My 4wd ford 1510 has developed a leak on the front axle spindle upright gearbox. 



I believe this is repairable with general hand tools, but wanted to hear from anyone who may have done it. Any tips before I dig into this thing?
I have also noticed the axle does not vent properly. When I remove the fill plug dipstick I can usually hear air escaping like the axle is slightly pressurizing. I’ve looked all over axle and can’t find a vent anywhere. Anyone else have this problem? Here is a shot of the fill plug.



Thank you for any help you can give me.


----------



## RC Wells (Dec 26, 2008)

You will want the repair manual before you tear into the unit. Usually a simple repair. However, from your photo I do not see enough oil leakage to be of concern. Just keep the front axle and axle end gearbox filled and watch the level.

There is an oil plug, item 61 in the attached diagram, check axle end gearbox oil level there: https://partstore.agriculture.newholland.com/us/parts-search.html#epc::mr54189ar259022


----------



## Asymair95 (Nov 22, 2017)

Thank you. I do have a service manual, but wanted to hear from someone who had done the repair for any tips. It doesn’t look too bad in the manual, but looks can be deceiving.
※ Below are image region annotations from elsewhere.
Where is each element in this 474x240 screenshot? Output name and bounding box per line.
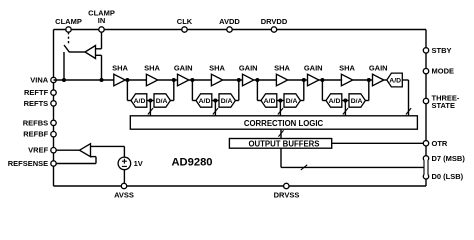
svg-text:A/D: A/D (199, 98, 211, 105)
svg-text:STBY: STBY (432, 46, 452, 55)
svg-text:SHA: SHA (144, 64, 160, 73)
svg-text:D/A: D/A (351, 98, 363, 105)
svg-text:STATE: STATE (432, 101, 455, 110)
svg-text:GAIN: GAIN (174, 64, 193, 73)
svg-text:CLK: CLK (177, 17, 193, 26)
svg-text:MODE: MODE (432, 67, 455, 76)
svg-text:DRVSS: DRVSS (274, 190, 300, 199)
svg-text:A/D: A/D (389, 77, 401, 84)
svg-text:VINA: VINA (30, 75, 49, 84)
svg-text:AD9280: AD9280 (171, 156, 212, 168)
svg-text:DRVDD: DRVDD (261, 17, 288, 26)
svg-text:REFBF: REFBF (23, 130, 48, 139)
svg-text:D7 (MSB): D7 (MSB) (432, 154, 466, 163)
svg-text:SHA: SHA (112, 64, 128, 73)
svg-text:OTR: OTR (432, 139, 448, 148)
svg-text:A/D: A/D (329, 98, 341, 105)
svg-text:CLAMP: CLAMP (55, 17, 82, 26)
svg-text:REFSENSE: REFSENSE (8, 159, 48, 168)
svg-text:A/D: A/D (134, 98, 146, 105)
svg-text:AVSS: AVSS (114, 190, 134, 199)
svg-text:VREF: VREF (28, 146, 48, 155)
svg-text:CORRECTION LOGIC: CORRECTION LOGIC (244, 119, 324, 128)
svg-text:REFTF: REFTF (24, 88, 49, 97)
svg-text:D/A: D/A (221, 98, 233, 105)
svg-text:D0 (LSB): D0 (LSB) (432, 172, 464, 181)
svg-text:SHA: SHA (209, 64, 225, 73)
svg-text:A/D: A/D (264, 98, 276, 105)
svg-text:GAIN: GAIN (304, 64, 323, 73)
svg-text:D/A: D/A (156, 98, 168, 105)
svg-text:1V: 1V (134, 159, 143, 168)
svg-text:OUTPUT BUFFERS: OUTPUT BUFFERS (248, 139, 319, 148)
svg-text:SHA: SHA (339, 64, 355, 73)
svg-text:GAIN: GAIN (369, 64, 388, 73)
svg-text:IN: IN (98, 16, 106, 25)
svg-text:AVDD: AVDD (219, 17, 240, 26)
svg-text:D/A: D/A (286, 98, 298, 105)
svg-text:REFTS: REFTS (24, 99, 49, 108)
svg-text:SHA: SHA (274, 64, 290, 73)
svg-text:REFBS: REFBS (23, 118, 48, 127)
svg-text:GAIN: GAIN (239, 64, 258, 73)
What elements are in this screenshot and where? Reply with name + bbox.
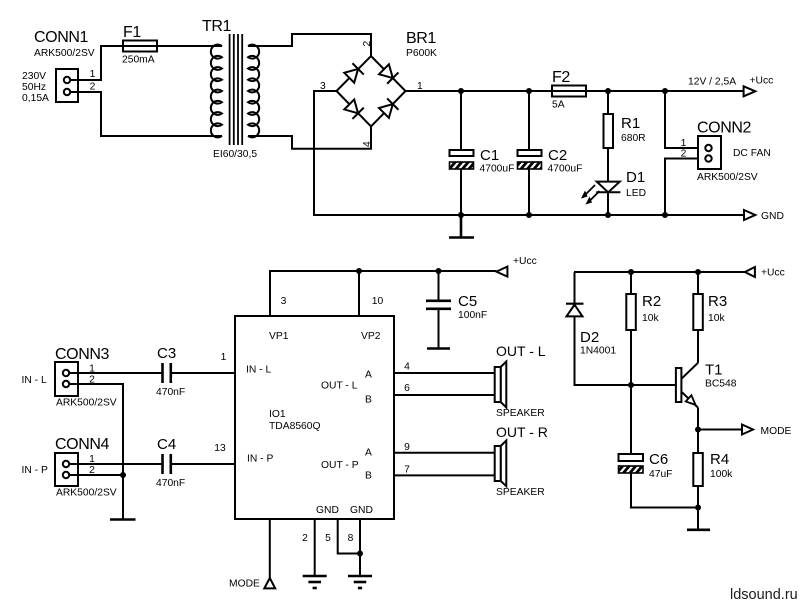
node junction CONN3/CONN4 signal ground bbox=[120, 472, 126, 478]
capacitor C2 positive plate bbox=[518, 150, 542, 156]
wire IC pin5 jog to pin8 bbox=[338, 519, 360, 554]
wire IC pin2 to ground bbox=[314, 519, 316, 576]
bridge diode (2 to 1 arm) bbox=[378, 64, 398, 84]
svg-text:B: B bbox=[365, 471, 372, 482]
transformer TR1 secondary winding bbox=[248, 45, 259, 138]
svg-text:OUT - P: OUT - P bbox=[321, 460, 359, 471]
svg-text:2: 2 bbox=[90, 82, 96, 93]
svg-text:2: 2 bbox=[302, 533, 308, 544]
svg-text:VP1: VP1 bbox=[269, 331, 289, 342]
svg-text:TDA8560Q: TDA8560Q bbox=[269, 421, 321, 432]
connector CONN4 bbox=[55, 453, 78, 486]
svg-text:4700uF: 4700uF bbox=[548, 164, 583, 175]
wire CONN2 pin1 branch bbox=[665, 91, 705, 148]
wire R2 bottom lead bbox=[630, 330, 632, 385]
wire C4 to IC pin13 bbox=[171, 463, 235, 465]
wire VP1 pin3 to +Ucc rail bbox=[270, 271, 496, 316]
led D1 emission arrow 1 bbox=[583, 185, 596, 198]
connector CONN2 bbox=[698, 136, 721, 169]
capacitor C1 positive plate bbox=[450, 150, 474, 156]
fuse F2 bbox=[552, 86, 586, 97]
svg-text:A: A bbox=[365, 370, 372, 381]
capacitor C6 negative plate (hatched) bbox=[619, 466, 644, 473]
svg-text:CONN2: CONN2 bbox=[697, 120, 752, 137]
ground bar below R4 bbox=[687, 528, 710, 531]
svg-text:VP2: VP2 bbox=[361, 331, 381, 342]
wire MODE output bbox=[698, 429, 742, 431]
svg-text:ARK500/2SV: ARK500/2SV bbox=[34, 48, 95, 59]
svg-text:8: 8 bbox=[348, 533, 354, 544]
svg-text:IN - L: IN - L bbox=[246, 365, 271, 376]
capacitor C3 plates bbox=[161, 363, 164, 383]
wire C3 to IC pin1 bbox=[171, 372, 235, 374]
svg-text:0,15A: 0,15A bbox=[22, 93, 49, 104]
svg-text:R4: R4 bbox=[710, 451, 729, 468]
resistor R3 bbox=[693, 294, 703, 330]
wire CONN4 pin2 to ground bbox=[70, 475, 124, 519]
resistor R1 bbox=[604, 114, 614, 148]
capacitor C4 plates bbox=[161, 454, 164, 474]
node junction D1 cathode bbox=[605, 212, 611, 218]
svg-text:F2: F2 bbox=[552, 69, 570, 86]
svg-text:+Ucc: +Ucc bbox=[513, 256, 537, 267]
speaker OUT-L symbol bbox=[501, 362, 507, 408]
capacitor C2 negative plate (hatched) bbox=[518, 162, 542, 169]
svg-text:T1: T1 bbox=[705, 362, 723, 379]
wire D2 anode to base wire bbox=[575, 316, 677, 385]
speaker OUT-R symbol bbox=[501, 441, 507, 487]
transformer TR1 core bbox=[229, 34, 231, 145]
led D1 cathode bar bbox=[596, 191, 620, 193]
wire +12V rail from BR1 pin1 to +Ucc arrow bbox=[406, 90, 745, 92]
svg-text:5: 5 bbox=[325, 533, 331, 544]
fuse F1 bbox=[123, 41, 157, 52]
svg-text:6: 6 bbox=[404, 383, 410, 394]
bridge rectifier BR1 diamond bbox=[337, 56, 406, 127]
node junction C2 bottom bbox=[526, 212, 532, 218]
svg-text:GND: GND bbox=[761, 211, 784, 222]
wire R1 top lead bbox=[607, 91, 609, 114]
transistor T1 base bar bbox=[676, 368, 682, 402]
svg-text:CONN3: CONN3 bbox=[55, 346, 110, 363]
svg-text:OUT - L: OUT - L bbox=[321, 381, 358, 392]
capacitor C1 negative plate (hatched) bbox=[450, 162, 474, 169]
wire R4 bottom lead bbox=[697, 486, 699, 530]
transistor T1 collector lead bbox=[681, 363, 698, 379]
power flag +Ucc (IC rail) bbox=[496, 267, 507, 277]
wire D2 cathode lead bbox=[574, 272, 576, 304]
node junction emitter/MODE/R4 bbox=[695, 427, 701, 433]
transformer TR1 primary winding bbox=[211, 45, 222, 138]
ground IC pin8 bbox=[348, 575, 372, 578]
svg-text:SPEAKER: SPEAKER bbox=[496, 408, 545, 419]
wire R1 to D1 bbox=[607, 148, 609, 182]
wire R3 to T1 collector bbox=[697, 330, 699, 363]
node junction C1 bottom bbox=[458, 212, 464, 218]
wire +Ucc rail (right section) bbox=[574, 271, 745, 273]
wire CONN4 pin1 to C4 bbox=[70, 463, 163, 465]
node junction R4/C6 ground bbox=[695, 505, 701, 511]
svg-text:C4: C4 bbox=[157, 436, 176, 453]
svg-text:LED: LED bbox=[626, 188, 646, 199]
wire C5 bottom lead bbox=[438, 309, 440, 349]
diode D2 triangle bbox=[567, 305, 583, 317]
node junction R1 top bbox=[605, 88, 611, 94]
wire C1 bottom lead bbox=[460, 169, 462, 215]
svg-text:250mA: 250mA bbox=[122, 55, 155, 66]
connector CONN1 pin hole 2 bbox=[64, 89, 70, 95]
wire CONN1 pin1 to F1 bbox=[71, 46, 124, 80]
svg-text:C1: C1 bbox=[480, 147, 499, 164]
wire GND rail from BR1 pin3 bbox=[314, 91, 744, 215]
node junction CONN2 pin1 branch bbox=[662, 88, 668, 94]
svg-text:BC548: BC548 bbox=[705, 379, 737, 390]
svg-text:10k: 10k bbox=[642, 313, 659, 324]
svg-text:C5: C5 bbox=[458, 293, 477, 310]
node junction pin5/pin8 bbox=[357, 551, 363, 557]
connector CONN3 pin hole 1 bbox=[63, 370, 69, 376]
node junction base/C6 bbox=[628, 382, 634, 388]
wire VP2 pin10 bbox=[358, 271, 360, 316]
wire T1 emitter down bbox=[697, 408, 699, 430]
svg-text:IN - L: IN - L bbox=[22, 375, 47, 386]
wire C2 bottom lead bbox=[528, 169, 530, 215]
bridge diode (4 to 1 arm) bbox=[378, 98, 398, 118]
node junction C1 top bbox=[458, 88, 464, 94]
svg-text:IN - P: IN - P bbox=[22, 465, 48, 476]
node junction CONN2 pin2 branch bbox=[662, 212, 668, 218]
wire TR1 secondary bottom to BR1 pin4 bbox=[248, 127, 371, 149]
mode flag triangle (IC) bbox=[264, 578, 275, 588]
power flag GND arrow bbox=[744, 210, 755, 220]
op-amp IC IO1 TDA8560Q body bbox=[235, 316, 394, 519]
svg-text:5A: 5A bbox=[552, 100, 565, 111]
ground bar below C5 bbox=[427, 347, 450, 350]
ground below C1 bbox=[449, 215, 474, 238]
wire C5 top lead bbox=[438, 271, 440, 300]
svg-text:12V / 2,5A: 12V / 2,5A bbox=[688, 77, 736, 88]
svg-text:CONN4: CONN4 bbox=[55, 436, 110, 453]
connector CONN3 pin hole 2 bbox=[63, 381, 69, 387]
wire C1 top lead bbox=[460, 91, 462, 150]
svg-text:+Ucc: +Ucc bbox=[761, 268, 785, 279]
svg-text:1N4001: 1N4001 bbox=[580, 346, 616, 357]
svg-text:OUT - L: OUT - L bbox=[496, 343, 546, 359]
wire CONN1 pin2 to TR1 primary bottom bbox=[71, 92, 223, 136]
bridge diode (3 to 4 arm) bbox=[344, 99, 364, 119]
ground IC pin2 bbox=[303, 575, 327, 578]
svg-text:ARK500/2SV: ARK500/2SV bbox=[56, 398, 117, 409]
node junction VP2 rail bbox=[356, 268, 362, 274]
svg-text:R2: R2 bbox=[642, 293, 661, 310]
svg-text:MODE: MODE bbox=[761, 426, 792, 437]
wire R2 top lead bbox=[630, 272, 632, 294]
wire C6 top lead bbox=[630, 385, 632, 454]
svg-text:R1: R1 bbox=[621, 115, 640, 132]
svg-text:100nF: 100nF bbox=[458, 310, 487, 321]
svg-text:ARK500/2SV: ARK500/2SV bbox=[697, 172, 758, 183]
capacitor C5 plates bbox=[426, 299, 451, 302]
svg-text:B: B bbox=[365, 395, 372, 406]
svg-text:470nF: 470nF bbox=[156, 478, 185, 489]
wire CONN3 pin1 to C3 bbox=[70, 372, 163, 374]
node junction R3 top bbox=[695, 269, 701, 275]
svg-text:P600K: P600K bbox=[406, 48, 437, 59]
wire C2 top lead bbox=[528, 91, 530, 150]
svg-text:D1: D1 bbox=[626, 169, 645, 186]
led D1 triangle bbox=[597, 182, 620, 193]
bridge diode (3 to 2 arm) bbox=[344, 63, 364, 83]
svg-text:D2: D2 bbox=[580, 329, 599, 346]
svg-text:4: 4 bbox=[404, 362, 410, 373]
svg-text:BR1: BR1 bbox=[406, 30, 436, 47]
wire D1 to GND rail bbox=[607, 192, 609, 215]
svg-text:F1: F1 bbox=[123, 24, 141, 41]
svg-text:50Hz: 50Hz bbox=[22, 82, 46, 93]
svg-text:100k: 100k bbox=[710, 469, 733, 480]
svg-text:IO1: IO1 bbox=[269, 409, 286, 420]
diode D2 cathode bar bbox=[566, 303, 584, 305]
wire through F1 to TR1 primary top bbox=[123, 45, 222, 47]
node junction C5 rail bbox=[436, 268, 442, 274]
wire IC pin9 to speaker R bbox=[394, 452, 495, 454]
svg-text:230V: 230V bbox=[22, 71, 46, 82]
node junction R2 top bbox=[628, 269, 634, 275]
svg-text:7: 7 bbox=[404, 465, 410, 476]
node junction C2 top bbox=[526, 88, 532, 94]
svg-text:CONN1: CONN1 bbox=[34, 29, 89, 46]
svg-text:1: 1 bbox=[90, 69, 96, 80]
wire CONN3 pin2 down to CONN4 pin2 node bbox=[70, 384, 124, 475]
mode flag arrow (right) bbox=[742, 425, 753, 435]
wire IC pin8 to ground bbox=[359, 519, 361, 576]
svg-text:470nF: 470nF bbox=[156, 387, 185, 398]
svg-text:13: 13 bbox=[214, 443, 226, 454]
wire CONN2 pin2 branch bbox=[665, 159, 705, 216]
svg-text:1: 1 bbox=[681, 138, 687, 149]
svg-text:2: 2 bbox=[362, 41, 373, 47]
svg-text:DC FAN: DC FAN bbox=[733, 148, 771, 159]
svg-text:C3: C3 bbox=[157, 345, 176, 362]
svg-text:4700uF: 4700uF bbox=[480, 164, 515, 175]
svg-text:GND: GND bbox=[350, 505, 373, 516]
svg-text:GND: GND bbox=[316, 505, 339, 516]
wire IC pin7 to speaker R bbox=[394, 474, 495, 476]
connector CONN2 pin hole 2 bbox=[705, 155, 711, 161]
wire IC pin6 to speaker L bbox=[394, 394, 495, 396]
svg-text:2: 2 bbox=[681, 149, 687, 160]
svg-text:9: 9 bbox=[404, 442, 410, 453]
connector CONN4 pin hole 2 bbox=[63, 472, 69, 478]
resistor R4 bbox=[693, 453, 703, 486]
svg-text:C6: C6 bbox=[649, 451, 668, 468]
svg-text:A: A bbox=[365, 448, 372, 459]
wire R4 top lead bbox=[697, 430, 699, 454]
svg-text:+Ucc: +Ucc bbox=[750, 76, 774, 87]
connector CONN2 pin hole 1 bbox=[705, 145, 711, 151]
wire IC pin4 to speaker L bbox=[394, 372, 495, 374]
svg-text:IN - P: IN - P bbox=[247, 454, 273, 465]
svg-text:10: 10 bbox=[372, 296, 384, 307]
wire R3 top lead bbox=[697, 272, 699, 294]
capacitor C6 positive plate bbox=[619, 454, 644, 461]
transistor T1 emitter arrow bbox=[686, 395, 696, 405]
led D1 emission arrow 2 bbox=[587, 191, 600, 204]
svg-text:EI60/30,5: EI60/30,5 bbox=[213, 149, 257, 160]
svg-text:MODE: MODE bbox=[229, 579, 260, 590]
svg-text:3: 3 bbox=[281, 296, 287, 307]
svg-text:47uF: 47uF bbox=[649, 469, 672, 480]
svg-text:4: 4 bbox=[362, 141, 373, 147]
svg-text:TR1: TR1 bbox=[202, 18, 232, 35]
connector CONN1 pin hole 1 bbox=[64, 77, 70, 83]
connector CONN3 bbox=[55, 362, 78, 396]
connector CONN4 pin hole 1 bbox=[63, 461, 69, 467]
connector CONN1 bbox=[56, 69, 78, 102]
wire C6 bottom lead bbox=[631, 473, 698, 508]
svg-text:680R: 680R bbox=[621, 133, 646, 144]
svg-text:1: 1 bbox=[221, 352, 227, 363]
wire TR1 secondary top to BR1 pin2 bbox=[248, 34, 371, 56]
svg-text:ldsound.ru: ldsound.ru bbox=[730, 587, 798, 603]
power flag +Ucc (top rail) bbox=[744, 86, 756, 96]
ground bar below CONN4 bbox=[110, 518, 136, 521]
svg-text:10k: 10k bbox=[708, 313, 725, 324]
svg-text:C2: C2 bbox=[548, 147, 567, 164]
wire IC MODE pin bbox=[269, 519, 271, 578]
svg-text:OUT - R: OUT - R bbox=[496, 424, 548, 440]
svg-text:SPEAKER: SPEAKER bbox=[496, 487, 545, 498]
svg-text:ARK500/2SV: ARK500/2SV bbox=[56, 488, 117, 499]
power flag +Ucc (right) bbox=[745, 267, 755, 277]
svg-text:R3: R3 bbox=[708, 293, 727, 310]
transistor T1 emitter lead bbox=[681, 392, 698, 408]
resistor R2 bbox=[626, 294, 636, 330]
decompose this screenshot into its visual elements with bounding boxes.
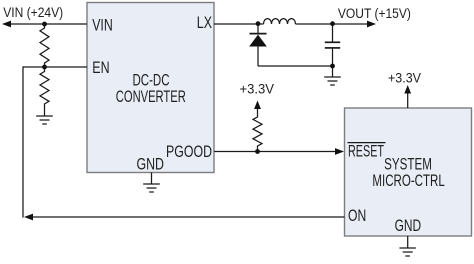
- svg-text:+3.3V: +3.3V: [388, 70, 421, 85]
- svg-text:EN: EN: [92, 59, 109, 77]
- svg-text:CONVERTER: CONVERTER: [116, 88, 186, 106]
- svg-text:RESET: RESET: [348, 143, 384, 161]
- svg-text:MICRO-CTRL: MICRO-CTRL: [372, 172, 444, 190]
- svg-text:LX: LX: [197, 14, 212, 32]
- svg-text:VOUT (+15V): VOUT (+15V): [338, 6, 411, 21]
- svg-text:+3.3V: +3.3V: [240, 82, 275, 97]
- svg-text:DC-DC: DC-DC: [133, 72, 170, 90]
- svg-text:VIN: VIN: [92, 16, 113, 34]
- svg-text:ON: ON: [348, 207, 366, 225]
- svg-text:VIN (+24V): VIN (+24V): [3, 5, 63, 20]
- svg-text:GND: GND: [137, 156, 165, 174]
- svg-text:GND: GND: [395, 217, 422, 235]
- svg-text:SYSTEM: SYSTEM: [384, 155, 432, 173]
- svg-text:PGOOD: PGOOD: [166, 143, 212, 161]
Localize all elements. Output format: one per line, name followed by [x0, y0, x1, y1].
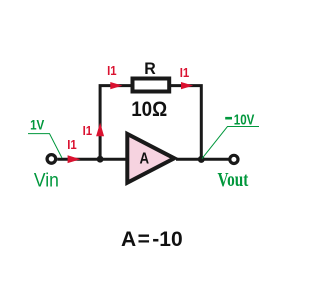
node input junction [97, 156, 104, 163]
svg-text:10V: 10V [234, 111, 255, 128]
current arrow I1 top-left [110, 82, 122, 89]
wire top-right segment + feedback right vertical [171, 86, 201, 160]
leader line 1V [28, 134, 62, 158]
terminal Vout (open circle) [230, 155, 238, 163]
wire feedback left vertical + top-left segment [100, 86, 131, 160]
terminal Vin (open circle) [47, 155, 56, 164]
svg-text:A = -10: A = -10 [121, 228, 183, 251]
current arrow I1 input [68, 155, 81, 163]
svg-text:R: R [144, 59, 156, 78]
svg-text:1V: 1V [30, 116, 45, 132]
svg-text:I1: I1 [67, 137, 77, 152]
svg-text:I1: I1 [180, 65, 190, 80]
wire output: amplifier apex to Vout terminal [176, 158, 229, 161]
current arrow I1 feedback up [96, 123, 104, 137]
leader line -10V [202, 127, 259, 159]
svg-text:I1: I1 [107, 63, 117, 78]
resistor R1 body [133, 79, 170, 92]
op-amp A triangle [127, 134, 174, 183]
wire input: Vin terminal to amplifier [57, 158, 127, 161]
node output junction [198, 156, 205, 163]
svg-text:Vout: Vout [218, 170, 249, 191]
label -10V [225, 117, 232, 120]
svg-text:A: A [140, 151, 150, 168]
current arrow I1 top-right [181, 82, 193, 89]
svg-text:10Ω: 10Ω [131, 98, 167, 121]
svg-text:Vin: Vin [34, 170, 59, 191]
svg-text:I1: I1 [83, 123, 93, 138]
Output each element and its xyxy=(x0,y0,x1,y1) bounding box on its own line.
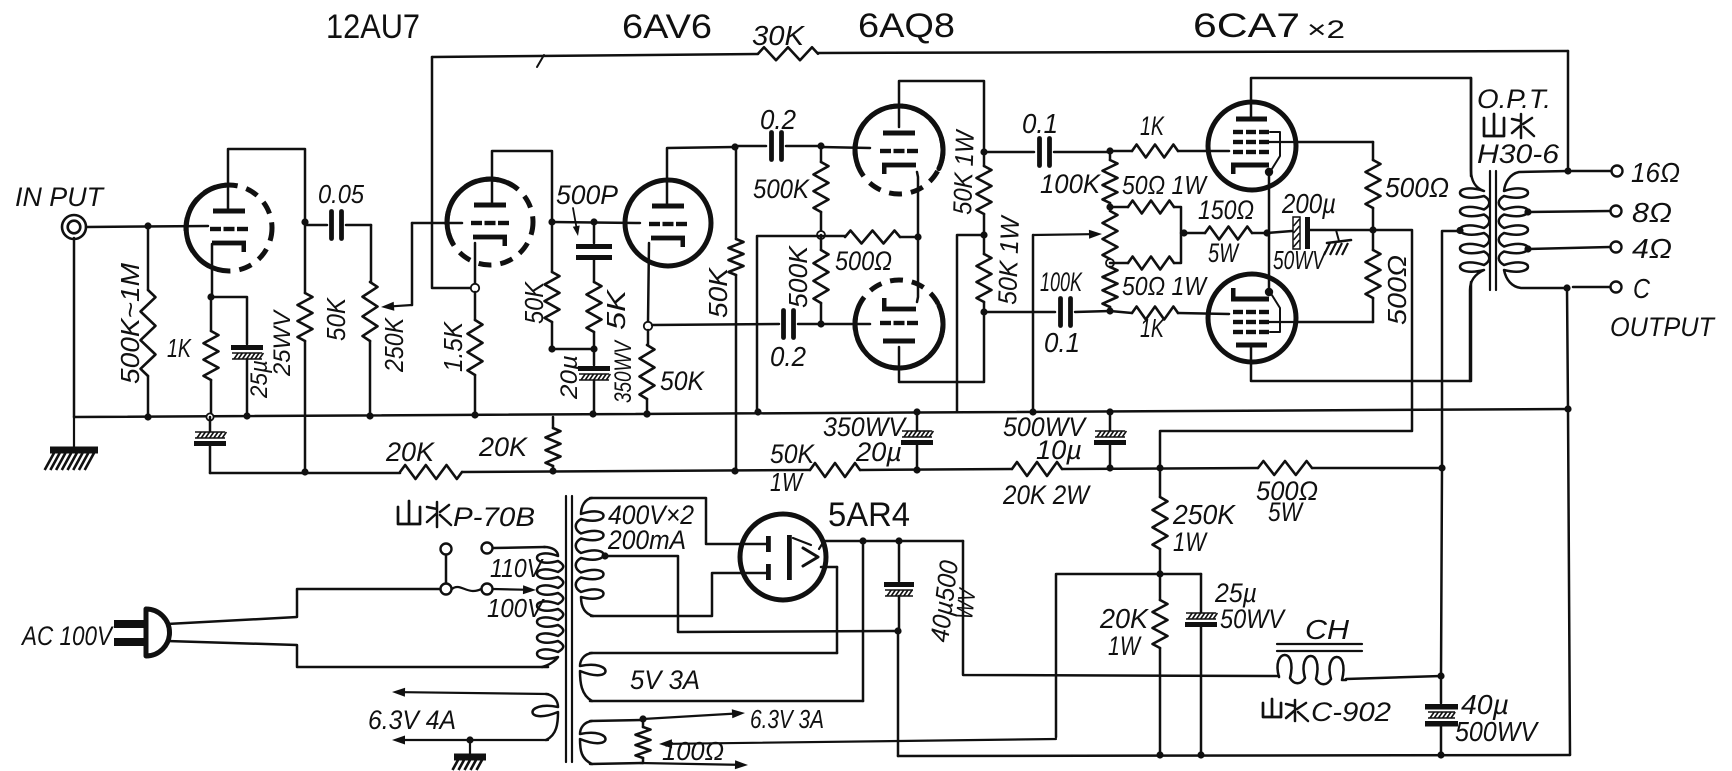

The venting issue is also a concern.


----------



## RC Wells (Dec 26, 2008)

No vent, keeps dirt from entering. Also why they seep a bit.


----------



## Asymair95 (Nov 22, 2017)

Gotcha, thank you. So I should maybe just leave it and keep an eye on fluid level?


----------



## RC Wells (Dec 26, 2008)

That is what do. Worked for years that way. Just keep the pressure washer away from the front units when they are warm. They will cool and pull moisture in the seals and then rust and really leak. I do not pressure wash any equipment when it is warm, just blow it out with air and wash when it is cold. Never lose seals or hydraulics that way.


----------



## Asymair95 (Nov 22, 2017)

Thank you, will keep an eye on it.


----------